Jesus from the Buddhist Eyes: Followers of Buddhism tried to compare Jesus to Buddha in the category of holy men. Like Jesus, Buddha too has a collection of teachings and precepts useful in life. However, unlike Buddha, the Christian followers cannot attain what Jesus attained as narrated in the Christian scripture. Buddhists are expected to follow Buddha into the Partinirvana, the final deathless state equivalent to immortality in ancient mythologies. However, this deathless state is only equivalent to the spiritual state in Christianity. It cannot adequately compare to the resurrected body of Jesus, which consists of both body and spirit. Neither can Buddhism endure the extremely painful image of Jesus’ death on the cross as it unsettles them, robbing them of peace or joy (50).

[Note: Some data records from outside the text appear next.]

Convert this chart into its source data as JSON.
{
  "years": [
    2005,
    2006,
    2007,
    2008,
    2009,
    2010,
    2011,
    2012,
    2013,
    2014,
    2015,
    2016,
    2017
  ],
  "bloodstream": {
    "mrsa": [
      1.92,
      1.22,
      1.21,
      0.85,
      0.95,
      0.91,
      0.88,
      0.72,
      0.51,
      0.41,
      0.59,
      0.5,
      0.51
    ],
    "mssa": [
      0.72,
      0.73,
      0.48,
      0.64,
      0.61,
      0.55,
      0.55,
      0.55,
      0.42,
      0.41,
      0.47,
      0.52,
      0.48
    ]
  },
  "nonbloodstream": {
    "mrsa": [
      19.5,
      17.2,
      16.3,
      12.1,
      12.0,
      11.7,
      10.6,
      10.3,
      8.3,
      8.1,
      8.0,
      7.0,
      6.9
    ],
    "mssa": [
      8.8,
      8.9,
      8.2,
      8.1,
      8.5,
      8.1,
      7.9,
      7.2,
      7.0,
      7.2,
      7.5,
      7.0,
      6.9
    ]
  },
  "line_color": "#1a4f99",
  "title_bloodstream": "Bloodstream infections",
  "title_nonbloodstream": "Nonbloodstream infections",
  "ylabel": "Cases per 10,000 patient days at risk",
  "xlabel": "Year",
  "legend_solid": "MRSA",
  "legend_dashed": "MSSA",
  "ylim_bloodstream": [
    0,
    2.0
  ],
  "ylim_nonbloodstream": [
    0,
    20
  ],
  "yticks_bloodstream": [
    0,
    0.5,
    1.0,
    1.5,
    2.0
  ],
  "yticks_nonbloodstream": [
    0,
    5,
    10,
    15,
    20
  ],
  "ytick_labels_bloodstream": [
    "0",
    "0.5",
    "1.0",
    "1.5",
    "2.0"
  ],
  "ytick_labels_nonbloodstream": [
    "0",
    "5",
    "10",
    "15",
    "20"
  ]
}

Agreement is due with Woodward’s observation that the uniqueness of Jesus among other great and holy men in human history is the cross and all that it represents: suffering, loving devotion to the will of the Father, and death. Buddha, Krishna, and Muhammad may have suffered physically in their quest for holiness.
But no one suffered like Jesus in the enormity of his wounds, the injustice his execution represented, and the devotional object of which is following the will of his Father in a single act of redeeming mankind from their sins. Even the Jewish God did not come before the Jews to offer his life for the expiation of their sins.
Another difference is the selflessness of the suffering and death of Jesus. Buddha endured years of sitting and limited food in his search for personal enlightenment or ‘salvation’. But, he did not do that for others but for himself.
Above all, the idea of God becoming man himself, entering in person into human history, suffer for humanity’s sake, and dying at the hands of humanity; that will not be found in any other religion around the world but in Christianity. This is the foundational belief of Christianity, which determines its identity and makes it inarguably distinct from other religions. Woodward noted with emphasis that there is “no room” for a Messiah who experiences the full burden of corporeal existence in the other religions of the world. Neither is there a room in the other religions for a God who voluntarily takes on the full burden of human failures, errors, and aggressions in order to save them.
Despite the gentile image of Jesus, there is no universal appeal for his passion a death in a world where death and suffering is synonymous to failure, weakness, folly, and vulnerability. The world wants a figure that sits on an extremely awesome throne where people can look up to, not a figure who was hang on the cross to die. Salvation indeed may be hard to come by.
Works Cited
Woodward, Kenneth. “The Other Jesus,” Newsweek 27 Mar. 2000: 50-60. Print.